Find the general solution of the following Diophantine equations:
(a) $2x + 3y= 5$
(b) $3x + 6y= 9$
(c) $15x − 20y= 10$
For this exercise we make use of Proposition (1.17).
Let $\gcd (a, b) = g$. The Diophantine equation $ax + by= c$ has integer solutions if and only if $g \mid c$.
We also make use of Proposition (1.18).
Let $\gcd (a, b) = g$. If $g \mid c$ and $x_0, y_0$ are particular solutions of the equation $ax + by= c$, then all the other solutions of this equation are given by $$x = x_0 + (\frac{b}{g} )t \quad \text{and} \quad y= y_0 − (\frac{a}{g} )t$$ where $t$ is any integer.
(a) Here $g = \gcd(2,3)=1$ and so $g \mid 5$. Therefore, the equation has integer solutions, by Proposition 1.17.
By inspection $x_0=1$ and $y_0=1$ is a solution.

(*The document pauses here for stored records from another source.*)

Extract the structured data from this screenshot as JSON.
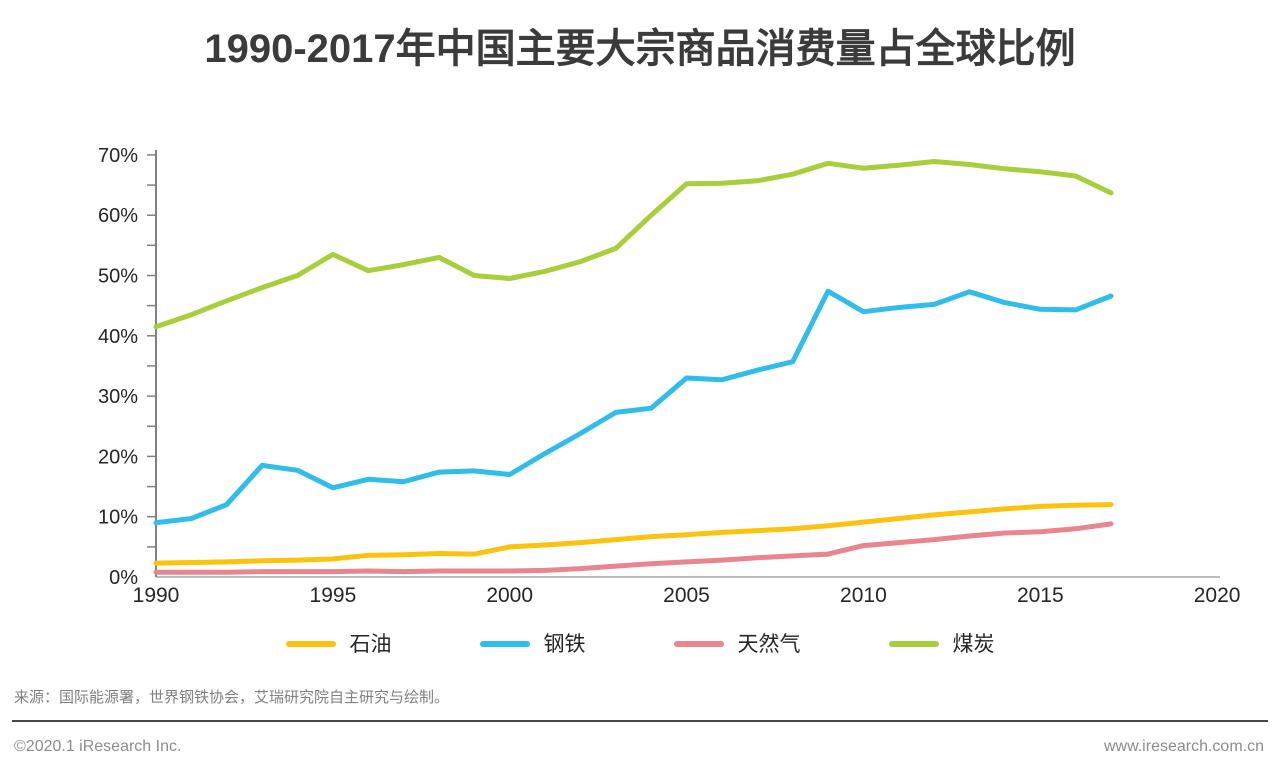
{
  "title": "1990-2017年中国主要大宗商品消费量占全球比例",
  "source_note": "来源：国际能源署，世界钢铁协会，艾瑞研究院自主研究与绘制。",
  "footer": {
    "copyright": "©2020.1 iResearch Inc.",
    "website": "www.iresearch.com.cn"
  },
  "colors": {
    "oil": "#FBC30E",
    "steel": "#30BDEA",
    "gas": "#E8858F",
    "coal": "#A8CE3A",
    "axis": "#808080",
    "baseline": "#A6A6A6",
    "axis_text": "#262626",
    "muted_text": "#8c8c8c",
    "title_text": "#3b3b3b"
  },
  "chart_data": {
    "type": "line",
    "title": "1990-2017年中国主要大宗商品消费量占全球比例",
    "xlabel": "",
    "ylabel": "",
    "grid": false,
    "legend_position": "bottom",
    "x": [
      1990,
      1991,
      1992,
      1993,
      1994,
      1995,
      1996,
      1997,
      1998,
      1999,
      2000,
      2001,
      2002,
      2003,
      2004,
      2005,
      2006,
      2007,
      2008,
      2009,
      2010,
      2011,
      2012,
      2013,
      2014,
      2015,
      2016,
      2017
    ],
    "x_axis": {
      "tick_labels": [
        "1990",
        "1995",
        "2000",
        "2005",
        "2010",
        "2015",
        "2020"
      ],
      "range": [
        1990,
        2020
      ]
    },
    "y_axis": {
      "tick_labels": [
        "0%",
        "10%",
        "20%",
        "30%",
        "40%",
        "50%",
        "60%",
        "70%"
      ],
      "range": [
        0,
        70
      ],
      "minor_tick_step": 5,
      "unit": "%"
    },
    "series": [
      {
        "name": "石油",
        "color": "#FBC30E",
        "values": [
          2.3,
          2.4,
          2.5,
          2.7,
          2.8,
          3.0,
          3.6,
          3.7,
          3.9,
          3.8,
          5.0,
          5.3,
          5.7,
          6.2,
          6.7,
          7.0,
          7.4,
          7.7,
          8.0,
          8.5,
          9.1,
          9.7,
          10.3,
          10.8,
          11.3,
          11.7,
          11.9,
          12.0
        ]
      },
      {
        "name": "钢铁",
        "color": "#30BDEA",
        "values": [
          9.0,
          9.7,
          12.0,
          18.5,
          17.7,
          14.8,
          16.2,
          15.8,
          17.4,
          17.6,
          17.0,
          20.5,
          23.8,
          27.3,
          28.0,
          33.0,
          32.7,
          34.3,
          35.7,
          47.4,
          44.0,
          44.7,
          45.2,
          47.3,
          45.5,
          44.4,
          44.3,
          46.6
        ]
      },
      {
        "name": "天然气",
        "color": "#E8858F",
        "values": [
          0.8,
          0.8,
          0.8,
          0.9,
          0.9,
          0.9,
          1.0,
          0.9,
          1.0,
          1.0,
          1.0,
          1.1,
          1.4,
          1.8,
          2.2,
          2.5,
          2.8,
          3.2,
          3.5,
          3.8,
          5.2,
          5.7,
          6.2,
          6.8,
          7.3,
          7.5,
          8.0,
          8.8
        ]
      },
      {
        "name": "煤炭",
        "color": "#A8CE3A",
        "values": [
          41.5,
          43.5,
          45.8,
          48.0,
          50.0,
          53.5,
          50.8,
          51.8,
          53.0,
          50.0,
          49.5,
          50.7,
          52.3,
          54.5,
          60.0,
          65.2,
          65.3,
          65.7,
          66.8,
          68.6,
          67.8,
          68.3,
          68.9,
          68.4,
          67.7,
          67.2,
          66.5,
          63.7
        ]
      }
    ]
  }
}
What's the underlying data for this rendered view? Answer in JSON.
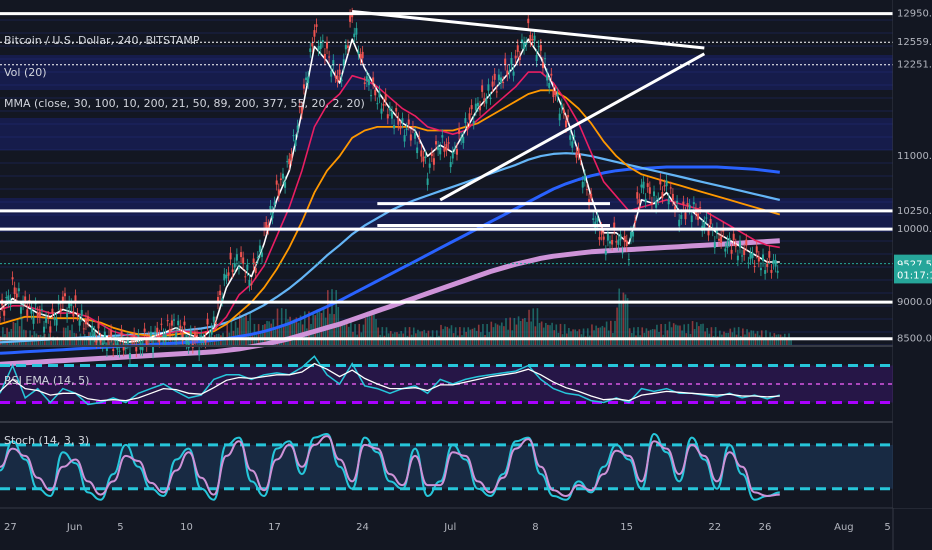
{
  "chart_data": {
    "type": "line",
    "title": "Bitcoin / U.S. Dollar, 240, BITSTAMP",
    "indicators": [
      "Vol (20)",
      "MMA (close, 30, 100, 10, 200, 21, 50, 89, 200, 377, 55, 20, 2, 20)"
    ],
    "rsi_label": "RSI EMA (14, 5)",
    "stoch_label": "Stoch (14, 3, 3)",
    "price_ticks": [
      {
        "label": "12950.00",
        "value": 12950
      },
      {
        "label": "12559.21",
        "value": 12559
      },
      {
        "label": "12251.42",
        "value": 12251
      },
      {
        "label": "11000.00",
        "value": 11000
      },
      {
        "label": "10250.00",
        "value": 10250
      },
      {
        "label": "10000.00",
        "value": 10000
      },
      {
        "label": "9000.00",
        "value": 9000
      },
      {
        "label": "8500.00",
        "value": 8500
      }
    ],
    "current_price": {
      "label": "9527.58",
      "value": 9527.58,
      "color": "#26a69a"
    },
    "countdown": {
      "label": "01:17:11",
      "value": 9380,
      "color": "#26a69a"
    },
    "date_ticks": [
      {
        "label": "27",
        "x": 0
      },
      {
        "label": "Jun",
        "x": 5
      },
      {
        "label": "5",
        "x": 9
      },
      {
        "label": "10",
        "x": 14
      },
      {
        "label": "17",
        "x": 21
      },
      {
        "label": "24",
        "x": 28
      },
      {
        "label": "Jul",
        "x": 35
      },
      {
        "label": "8",
        "x": 42
      },
      {
        "label": "15",
        "x": 49
      },
      {
        "label": "22",
        "x": 56
      },
      {
        "label": "26",
        "x": 60
      },
      {
        "label": "Aug",
        "x": 66
      },
      {
        "label": "5",
        "x": 70
      }
    ],
    "x_range": [
      0,
      71
    ],
    "price_range": [
      8400,
      13000
    ],
    "rsi_range": [
      10,
      90
    ],
    "stoch_range": [
      -5,
      110
    ],
    "horizontal_levels": [
      12950,
      12559,
      12251,
      10250,
      10000,
      9000,
      8500
    ],
    "triangle_upper": {
      "x": [
        28,
        56
      ],
      "y": [
        12980,
        12480
      ]
    },
    "triangle_lower": {
      "x": [
        35,
        56
      ],
      "y": [
        10400,
        12400
      ]
    },
    "price_series": {
      "name": "",
      "x": [
        0,
        1,
        2,
        3,
        4,
        5,
        6,
        7,
        8,
        9,
        10,
        11,
        12,
        13,
        14,
        15,
        16,
        17,
        18,
        19,
        20,
        21,
        22,
        23,
        24,
        25,
        26,
        27,
        28,
        29,
        30,
        31,
        32,
        33,
        34,
        35,
        36,
        37,
        38,
        39,
        40,
        41,
        42,
        43,
        44,
        45,
        46,
        47,
        48,
        49,
        50,
        51,
        52,
        53,
        54,
        55,
        56,
        57,
        58,
        59,
        60,
        61,
        62
      ],
      "y": [
        8800,
        9200,
        8950,
        8850,
        8700,
        9000,
        8900,
        8650,
        8500,
        8450,
        8400,
        8450,
        8500,
        8600,
        8700,
        8500,
        8450,
        8700,
        9400,
        9600,
        9300,
        9900,
        10500,
        10900,
        11700,
        12700,
        12400,
        12000,
        12900,
        12100,
        11800,
        11600,
        11400,
        11300,
        10800,
        11200,
        11000,
        11400,
        11700,
        11900,
        12100,
        12300,
        12700,
        12400,
        11900,
        11500,
        11000,
        10300,
        9800,
        9900,
        9700,
        10600,
        10400,
        10600,
        10200,
        10300,
        10100,
        9900,
        9800,
        9700,
        9600,
        9500,
        9550
      ]
    },
    "ma_series": [
      {
        "name": "",
        "color": "#ffffff",
        "width": 1.6,
        "y": [
          8900,
          9050,
          8950,
          8850,
          8800,
          8900,
          8850,
          8700,
          8550,
          8500,
          8450,
          8470,
          8520,
          8580,
          8650,
          8560,
          8500,
          8650,
          9200,
          9500,
          9350,
          9800,
          10400,
          10800,
          11600,
          12500,
          12300,
          12000,
          12600,
          12200,
          11900,
          11650,
          11450,
          11350,
          11000,
          11150,
          11050,
          11350,
          11650,
          11850,
          12050,
          12250,
          12600,
          12350,
          11950,
          11550,
          11050,
          10450,
          9950,
          9950,
          9800,
          10400,
          10350,
          10500,
          10250,
          10250,
          10100,
          9950,
          9850,
          9750,
          9650,
          9550,
          9550
        ]
      },
      {
        "name": "",
        "color": "#e91e63",
        "width": 1.6,
        "y": [
          8900,
          8950,
          8950,
          8900,
          8850,
          8850,
          8850,
          8800,
          8700,
          8600,
          8550,
          8520,
          8520,
          8550,
          8600,
          8600,
          8580,
          8620,
          8800,
          9100,
          9250,
          9500,
          9900,
          10300,
          10800,
          11400,
          11700,
          11850,
          12100,
          12050,
          11950,
          11800,
          11650,
          11550,
          11400,
          11350,
          11300,
          11350,
          11500,
          11650,
          11800,
          11950,
          12150,
          12150,
          12000,
          11750,
          11450,
          11050,
          10650,
          10450,
          10250,
          10300,
          10350,
          10400,
          10350,
          10300,
          10250,
          10150,
          10050,
          9950,
          9850,
          9780,
          9750
        ]
      },
      {
        "name": "",
        "color": "#ff9800",
        "width": 1.8,
        "y": [
          8700,
          8750,
          8800,
          8800,
          8780,
          8780,
          8780,
          8760,
          8720,
          8650,
          8600,
          8560,
          8540,
          8540,
          8560,
          8580,
          8580,
          8600,
          8700,
          8850,
          9000,
          9200,
          9450,
          9750,
          10100,
          10500,
          10800,
          11000,
          11250,
          11350,
          11400,
          11400,
          11400,
          11400,
          11350,
          11350,
          11350,
          11400,
          11450,
          11550,
          11650,
          11750,
          11850,
          11900,
          11900,
          11800,
          11650,
          11450,
          11200,
          11000,
          10850,
          10750,
          10700,
          10650,
          10600,
          10550,
          10500,
          10450,
          10400,
          10350,
          10300,
          10250,
          10200
        ]
      },
      {
        "name": "",
        "color": "#64b5f6",
        "width": 2.2,
        "y": [
          8450,
          8460,
          8470,
          8480,
          8490,
          8500,
          8510,
          8520,
          8530,
          8540,
          8550,
          8560,
          8570,
          8580,
          8600,
          8620,
          8640,
          8670,
          8720,
          8790,
          8870,
          8960,
          9070,
          9190,
          9330,
          9480,
          9640,
          9780,
          9930,
          10050,
          10150,
          10250,
          10330,
          10400,
          10460,
          10520,
          10580,
          10640,
          10700,
          10760,
          10820,
          10880,
          10950,
          11000,
          11030,
          11040,
          11030,
          11000,
          10960,
          10920,
          10880,
          10840,
          10800,
          10760,
          10720,
          10680,
          10640,
          10600,
          10560,
          10520,
          10480,
          10440,
          10400
        ]
      },
      {
        "name": "",
        "color": "#2962ff",
        "width": 3,
        "y": [
          8300,
          8310,
          8320,
          8330,
          8340,
          8350,
          8360,
          8370,
          8380,
          8390,
          8400,
          8410,
          8420,
          8430,
          8440,
          8450,
          8460,
          8480,
          8500,
          8530,
          8560,
          8600,
          8650,
          8710,
          8780,
          8860,
          8940,
          9020,
          9110,
          9200,
          9290,
          9380,
          9470,
          9560,
          9650,
          9740,
          9830,
          9920,
          10010,
          10100,
          10190,
          10280,
          10370,
          10460,
          10550,
          10620,
          10680,
          10730,
          10770,
          10800,
          10820,
          10830,
          10840,
          10850,
          10850,
          10850,
          10850,
          10850,
          10840,
          10830,
          10820,
          10800,
          10780
        ]
      },
      {
        "name": "",
        "color": "#ce93d8",
        "width": 5,
        "y": [
          8150,
          8160,
          8170,
          8180,
          8190,
          8200,
          8210,
          8220,
          8230,
          8240,
          8250,
          8260,
          8270,
          8280,
          8290,
          8300,
          8310,
          8320,
          8340,
          8360,
          8390,
          8420,
          8460,
          8500,
          8550,
          8600,
          8650,
          8700,
          8760,
          8820,
          8880,
          8940,
          9000,
          9060,
          9120,
          9180,
          9240,
          9300,
          9360,
          9420,
          9470,
          9520,
          9560,
          9600,
          9630,
          9650,
          9670,
          9690,
          9700,
          9710,
          9720,
          9730,
          9740,
          9750,
          9760,
          9770,
          9780,
          9790,
          9800,
          9810,
          9820,
          9830,
          9840
        ]
      }
    ],
    "rsi_upper": 70,
    "rsi_lower": 30,
    "rsi_mid": 50,
    "rsi_series": {
      "name": "",
      "color": "#26c6da",
      "y": [
        40,
        70,
        35,
        45,
        30,
        45,
        40,
        28,
        30,
        35,
        30,
        40,
        45,
        50,
        42,
        35,
        38,
        55,
        60,
        60,
        55,
        60,
        62,
        60,
        68,
        80,
        60,
        50,
        72,
        48,
        45,
        40,
        45,
        48,
        40,
        55,
        50,
        55,
        58,
        60,
        62,
        64,
        70,
        55,
        45,
        40,
        38,
        32,
        30,
        35,
        30,
        45,
        42,
        45,
        40,
        40,
        38,
        36,
        40,
        35,
        38,
        34,
        38
      ]
    },
    "rsi_ema": {
      "name": "",
      "color": "#ffffff",
      "y": [
        42,
        55,
        45,
        43,
        38,
        40,
        40,
        34,
        32,
        33,
        32,
        35,
        40,
        45,
        44,
        40,
        39,
        46,
        54,
        57,
        56,
        58,
        60,
        60,
        63,
        72,
        66,
        58,
        65,
        56,
        50,
        45,
        45,
        46,
        43,
        49,
        49,
        52,
        55,
        58,
        60,
        62,
        66,
        60,
        52,
        46,
        42,
        37,
        33,
        34,
        32,
        38,
        40,
        42,
        41,
        40,
        39,
        38,
        39,
        37,
        37,
        36,
        37
      ]
    },
    "stoch_upper": 80,
    "stoch_lower": 20,
    "stoch_k": {
      "name": "",
      "color": "#26c6da",
      "y": [
        45,
        85,
        60,
        20,
        10,
        70,
        55,
        15,
        5,
        40,
        80,
        50,
        20,
        10,
        60,
        75,
        20,
        5,
        80,
        90,
        30,
        10,
        75,
        85,
        40,
        90,
        95,
        50,
        20,
        90,
        70,
        30,
        20,
        75,
        10,
        30,
        80,
        60,
        20,
        10,
        40,
        85,
        90,
        40,
        10,
        5,
        30,
        15,
        50,
        80,
        60,
        20,
        95,
        70,
        30,
        90,
        60,
        20,
        80,
        40,
        5,
        10,
        15
      ]
    },
    "stoch_d": {
      "name": "",
      "color": "#ce93d8",
      "y": [
        50,
        75,
        65,
        35,
        18,
        50,
        60,
        30,
        12,
        30,
        65,
        58,
        28,
        15,
        45,
        70,
        35,
        12,
        65,
        85,
        45,
        18,
        60,
        80,
        50,
        80,
        92,
        60,
        30,
        80,
        75,
        40,
        25,
        65,
        25,
        25,
        70,
        65,
        30,
        15,
        35,
        75,
        88,
        50,
        18,
        10,
        25,
        18,
        40,
        72,
        65,
        30,
        85,
        75,
        40,
        80,
        65,
        30,
        70,
        50,
        15,
        10,
        12
      ]
    },
    "volume": [
      30,
      45,
      25,
      20,
      15,
      35,
      20,
      25,
      10,
      20,
      15,
      12,
      18,
      25,
      30,
      20,
      15,
      22,
      40,
      55,
      35,
      45,
      60,
      50,
      55,
      65,
      90,
      40,
      35,
      60,
      30,
      25,
      30,
      28,
      25,
      35,
      30,
      32,
      35,
      40,
      45,
      50,
      60,
      40,
      35,
      30,
      28,
      35,
      40,
      95,
      30,
      30,
      35,
      40,
      35,
      40,
      30,
      25,
      30,
      28,
      25,
      22,
      20
    ],
    "volume_colors": [
      "#26a69a",
      "#ef5350"
    ]
  }
}
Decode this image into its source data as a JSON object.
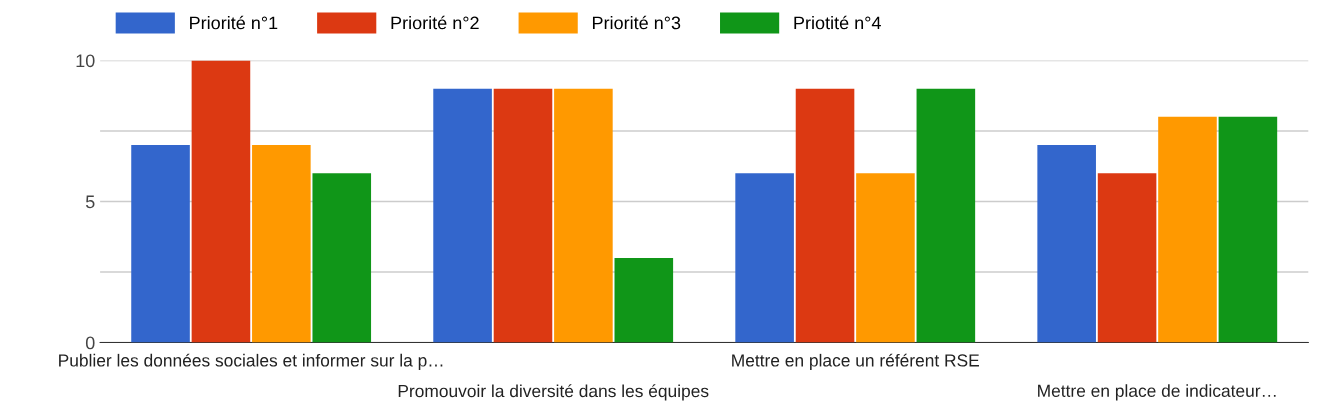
{
  "chart_data": {
    "type": "bar",
    "categories": [
      "Publier les données sociales et informer sur la p…",
      "Promouvoir la diversité dans les équipes",
      "Mettre en place un référent RSE",
      "Mettre en place de indicateur…"
    ],
    "series": [
      {
        "name": "Priorité n°1",
        "color": "#3366cc",
        "values": [
          7,
          9,
          6,
          7
        ]
      },
      {
        "name": "Priorité n°2",
        "color": "#dc3912",
        "values": [
          10,
          9,
          9,
          6
        ]
      },
      {
        "name": "Priorité n°3",
        "color": "#ff9900",
        "values": [
          7,
          9,
          6,
          8
        ]
      },
      {
        "name": "Priotité n°4",
        "color": "#109618",
        "values": [
          6,
          3,
          9,
          8
        ]
      }
    ],
    "ylim": [
      0,
      10
    ],
    "yticks": [
      0,
      {
        "value": 2.5,
        "label": null
      },
      5,
      {
        "value": 7.5,
        "label": null
      },
      10
    ],
    "grid": "y",
    "legend": "top left"
  }
}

The general solution, by Proposition 1.18, is
$$ x = 1 + 3t \quad y = 1 - 2t$$
for any integer $t$.
(b) Here $g = \gcd(3,6) = 3$ and so $g \mid 9$. Therefore, the equation has integer solutions, by Proposition 1.17.
By inspection $x_0 = 1$ and $y_0 = 1$ is a solution. The general solution, by Proposition 1.19, is
$$ x = 1 + 2t \quad y = 1 - t$$
for any integer $t$.
(c) Here $g = \gcd(15,20) = 5$ and so $g \mid 10$. Therefore, the equation has integer solutions, by Proposition 1.17.
By inspection $x_0 = 10$ and $y_0 = 7$ is a solution. The general solution, by Proposition 1.19, is
$$ x = 10 -4t \quad y = 7 - 3t$$
for any integer $t$.
Note: The author's solutions look different. The scaling of $t$ is the same, but the constants are different. We can shift the constants from $x$ and $y$ scaling according to the given equation to solve.